In the summer letter from St. Gregory's Abbey, Abbot Andrew writes on the important stuff of fantasy and imagination. He says:
These and many other stories that follow the outline of the Paschal Mystery baptize the imagination by imagining the world as ultimately redemptive through self-sacrifice in love. However, it is the Gospel which has baptized the human imagination so as to make these stories conceivable. Lewis said his imagination was baptized by MacDonald's novel, but MacDonald's imagination was baptized by the Gospel. It is the imagination baptized by the Gospel that opens our eyes to the shape of the Paschal Mystery in the last Harry Potter book and even in the graceless world of His Dark Materials . . . the Gospel claims to be what Lewis called many times: Myth become fact.
In St. Gregory's comfortable library you can also find William Cavanaugh's Theopolitical Imagination, in which he writes that "politics is a practice of imagination." He asks:
How does a provincial farm boy become persuaded that he must travel as a soldier to another part of the world and kill people he knows nothing about? He must be convinced of the reality of borders and imagine himself deeply, mystically, united to a wider national community that stops abruptly at those borders.

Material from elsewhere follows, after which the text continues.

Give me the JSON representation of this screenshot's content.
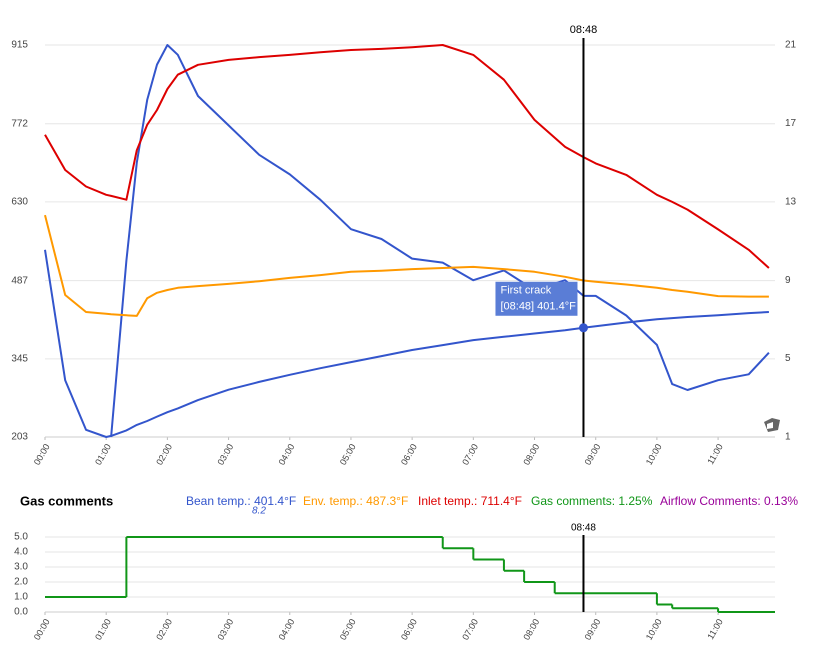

We are often fooled by the seeming solidity of the materials of politics, its armies and offices, into forgetting that these materials are marshaled by acts of imagination.
So what could be more urgent than imagination's baptism: the work of mystery and faith, the leap of imagining the impossible, possible, the intractable solvable, the unjust, just and the oppressed, free?
Every political act starts with a leap of imagination.